The three stories were supposed to be chapters of a commissioned larger book (to be called Reminiscences of the Third World War) rather than a collection. Savoy Books had been convicted the year before in High Court for selling bootleg records imported from America. The fines and penalties prohibited the cash-strapped publisher from going forward with the full project.

The final three stories were written by Moorcock under his pen name of "James Colvin". "Peace on Earth" was co-written with Barrington J. Bayley (under his pen name of "Michael Barrington"). "Peace on Earth" recounts "two spacefarers [search] for an answer to the fathomless ennui caused by their immortality".

In "The Lovebeast", deadly fallout from years of orbital nuclear testing by the world's governments is slowly killing all life on Earth. The Lovebeast, a creature floating above the Earth that has stored Love within itself for millions of years, wishes to Love mankind. Dying artist Charlie Curtis may be the conduit by which the Lovebeast can connect to humanity.

In The Real Life Mr. Newman (a.k.a. Adventures of the Dead Astronaut), a dying English astronaut returns to an Earth whose cities have been changed to reflect the subconsciousness of their inhabitants.

==Previous publications==
"The English Assassin" were extracts of a Jerry Cornelius comic strip co-written by Moorcock and M. John Harrison and drawn by Mal Dean and R. Glyn Jones, originally serialized in the International Times from June 1969 (Issue #57, pg.8) to January 1970 (Issue #71, pg.25).

The short story "The Dodgem Division" had first been printed in Speculation magazine (issue No.23; 1969).

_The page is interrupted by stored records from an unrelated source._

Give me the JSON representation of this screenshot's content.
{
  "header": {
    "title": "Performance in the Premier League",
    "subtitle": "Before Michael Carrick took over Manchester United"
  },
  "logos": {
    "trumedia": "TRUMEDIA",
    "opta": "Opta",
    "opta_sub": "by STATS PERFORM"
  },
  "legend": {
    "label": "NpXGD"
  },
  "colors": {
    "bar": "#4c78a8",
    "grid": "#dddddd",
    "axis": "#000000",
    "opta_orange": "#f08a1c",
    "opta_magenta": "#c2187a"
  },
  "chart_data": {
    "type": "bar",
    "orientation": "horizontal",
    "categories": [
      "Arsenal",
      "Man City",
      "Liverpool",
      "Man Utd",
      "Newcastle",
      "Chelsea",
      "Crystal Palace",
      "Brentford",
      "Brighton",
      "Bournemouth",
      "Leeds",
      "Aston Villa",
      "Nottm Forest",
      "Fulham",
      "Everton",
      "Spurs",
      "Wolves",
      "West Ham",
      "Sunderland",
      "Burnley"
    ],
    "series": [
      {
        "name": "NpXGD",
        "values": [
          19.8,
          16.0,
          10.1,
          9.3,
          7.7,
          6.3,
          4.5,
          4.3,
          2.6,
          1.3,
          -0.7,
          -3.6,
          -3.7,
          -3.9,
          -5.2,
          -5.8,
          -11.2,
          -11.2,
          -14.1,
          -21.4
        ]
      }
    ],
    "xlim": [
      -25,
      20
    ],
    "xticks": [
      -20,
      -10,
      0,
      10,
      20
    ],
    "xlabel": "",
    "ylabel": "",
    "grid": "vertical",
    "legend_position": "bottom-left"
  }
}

"Crossing into Cambodia" had first appeared in the Maxim Jakubowski anthology Twenty Houses of the Zodiac. Going to Canada, "Leaving Pasadena", and "Crossing into Cambodia", It was reprinted in The Opium General and other stories by Harrap in 1984. The short story "Casablanca", the earliest story in the series, was first published in the later anthology Casablanca by Victor Gollancz Ltd. in 1989. All four stories were published together for the first time in the collection Earl Aubec and Other Stories by Millennium in 1993 and White Wolf in 1999.

"The Lovebeast" (1957) and "The Real Life Mr. Newman" (1961) were first printed in The Deep Fix collection (Compact Books 1966). The Deep Fix also reprinted the short stories The Deep Fix (Science Fantasy magazine No.64; 1963), "Peace on Earth" (New Worlds magazine Vol. 30 – No. 89; 1958), and The Pleasure Garden of Felipe Sagittarius (New Worlds magazine Vol.49 – No.154; 1965).